Jurgens has all the tools needed to succeed as a center in the NFL, including quick feet, a strong base, and the ability to block in space. He is very similar to Kelce, which makes sense as the long-time starter handpicked Jurgens to succeed him. So far, there’s not much to say about Jurgens–his time will come somewhere down the road.
Midseason Grade: B
Nakobe Dean (LB), 83rd Overall Pick
Perhaps one of the steals of the draft, the projected first round pick managed to slide all the way down the board to the Eagles’ third rounder. Dean was hyped up as a sideline-to-sideline linebacker with elite pass coverage ability. However, his role has been contained mostly to special teams as Kyzir White has assumed the starting linebacker role.
Dean’s lack of playing time may be concerning to some Eagles fans–how could a player receiving so much hype see the field so little? However, it truly isn’t that serious–the Eagles are likely taking an approach similar to that of Jurgens. White, who the Eagles signed from the Los Angeles Chargers this offseason, has been a high-quality starter for the birds. Alongside him, TJ Edwards has also been having a great season, leaving little room for Dean in the defensive lineup. Dean’s skillset speaks for itself–he’ll eventually be a great player in the league–but for now, the situation isn’t right for him to play.
Midseason Grade: C+
Kyron Johnson (LB), 181st Overall Pick
Like Dean, Johnson has been used primarily in a special teams role in 2022, where he has made seven tackles. Behind Haason Reddick and Patrick Johnson, there isn’t much of an opportunity for Kyron which, truth be told, was to be expected. Johnson’s draft stock rose due to a nice performance at the senior bowl, but the undersized EDGE is still a bit too raw to see any significant playing time. Only time may tell whether or not he sees any significant action in Philadelphia, but for now, he’s been decent enough as a special teamer.
Midseason Grade: C
Grant Calcaterra (TE), 198th Overall Pick
Calcaterra has seen little action in Philadelphia so far, sitting behind Dallas Goedert and Jack Stoll on the depth chart. He made the most of his one catch of the year taking it for 40 yards, but other than that, there hasn’t been much to write home about. Calcaterra is an intriguing prospect who saw significant production in the passing game at Oklahoma and SMU, but doesn’t offer much blocking upside for an Eagles offense centered around the run game. Maybe he develops into a quality rotational piece for the future, but for now, he’s merely just a backup.
Midseason Grade: C-
So What’s the Verdict on These Eagles’ Rookies?
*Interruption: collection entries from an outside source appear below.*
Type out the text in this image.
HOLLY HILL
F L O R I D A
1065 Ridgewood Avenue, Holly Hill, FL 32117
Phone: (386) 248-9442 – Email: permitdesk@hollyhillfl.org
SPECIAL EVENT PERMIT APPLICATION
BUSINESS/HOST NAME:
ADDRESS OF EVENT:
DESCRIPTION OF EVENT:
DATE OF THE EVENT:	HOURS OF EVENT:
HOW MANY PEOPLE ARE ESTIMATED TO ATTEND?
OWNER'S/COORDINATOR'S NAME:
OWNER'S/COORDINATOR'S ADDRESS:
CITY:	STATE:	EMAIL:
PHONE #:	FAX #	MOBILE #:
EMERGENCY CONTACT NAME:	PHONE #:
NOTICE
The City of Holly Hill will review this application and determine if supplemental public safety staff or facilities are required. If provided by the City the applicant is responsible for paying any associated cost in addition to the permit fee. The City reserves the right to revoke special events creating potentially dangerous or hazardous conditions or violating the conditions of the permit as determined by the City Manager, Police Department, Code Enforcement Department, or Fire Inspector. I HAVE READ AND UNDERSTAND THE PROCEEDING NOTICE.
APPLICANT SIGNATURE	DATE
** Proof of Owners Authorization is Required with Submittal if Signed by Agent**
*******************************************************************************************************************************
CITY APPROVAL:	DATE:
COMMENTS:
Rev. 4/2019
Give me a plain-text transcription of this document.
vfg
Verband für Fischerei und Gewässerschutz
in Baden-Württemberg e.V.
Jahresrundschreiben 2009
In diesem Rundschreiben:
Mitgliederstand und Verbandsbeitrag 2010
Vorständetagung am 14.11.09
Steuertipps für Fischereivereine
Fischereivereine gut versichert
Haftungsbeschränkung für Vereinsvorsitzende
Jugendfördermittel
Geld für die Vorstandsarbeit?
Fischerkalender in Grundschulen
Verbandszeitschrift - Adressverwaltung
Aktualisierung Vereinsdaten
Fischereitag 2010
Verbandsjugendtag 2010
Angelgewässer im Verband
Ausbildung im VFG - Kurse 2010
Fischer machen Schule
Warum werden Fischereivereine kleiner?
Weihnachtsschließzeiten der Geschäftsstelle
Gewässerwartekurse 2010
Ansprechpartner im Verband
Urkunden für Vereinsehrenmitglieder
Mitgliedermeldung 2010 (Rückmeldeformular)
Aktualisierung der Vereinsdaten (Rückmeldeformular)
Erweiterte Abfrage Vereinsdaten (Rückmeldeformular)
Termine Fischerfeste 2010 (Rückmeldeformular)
Outside of Davis, this class hasn’t really been asked to do too much, but as seen by the Eagles’ record, they haven’t really had to. Philadelphia holds one of the league’s best rosters right now, making it difficult for these guys to see the field. For guys like Jurgens, Dean, and even Johnson and Calcaterra, their main job is to learn the NFL game for a year or two before making the jump to the starting lineup. For now, they’re just developmental players which, for a team as successful as the Eagles have been, is a great thing to have. Overall, these Eagles’ rookies have made for a pretty solid class.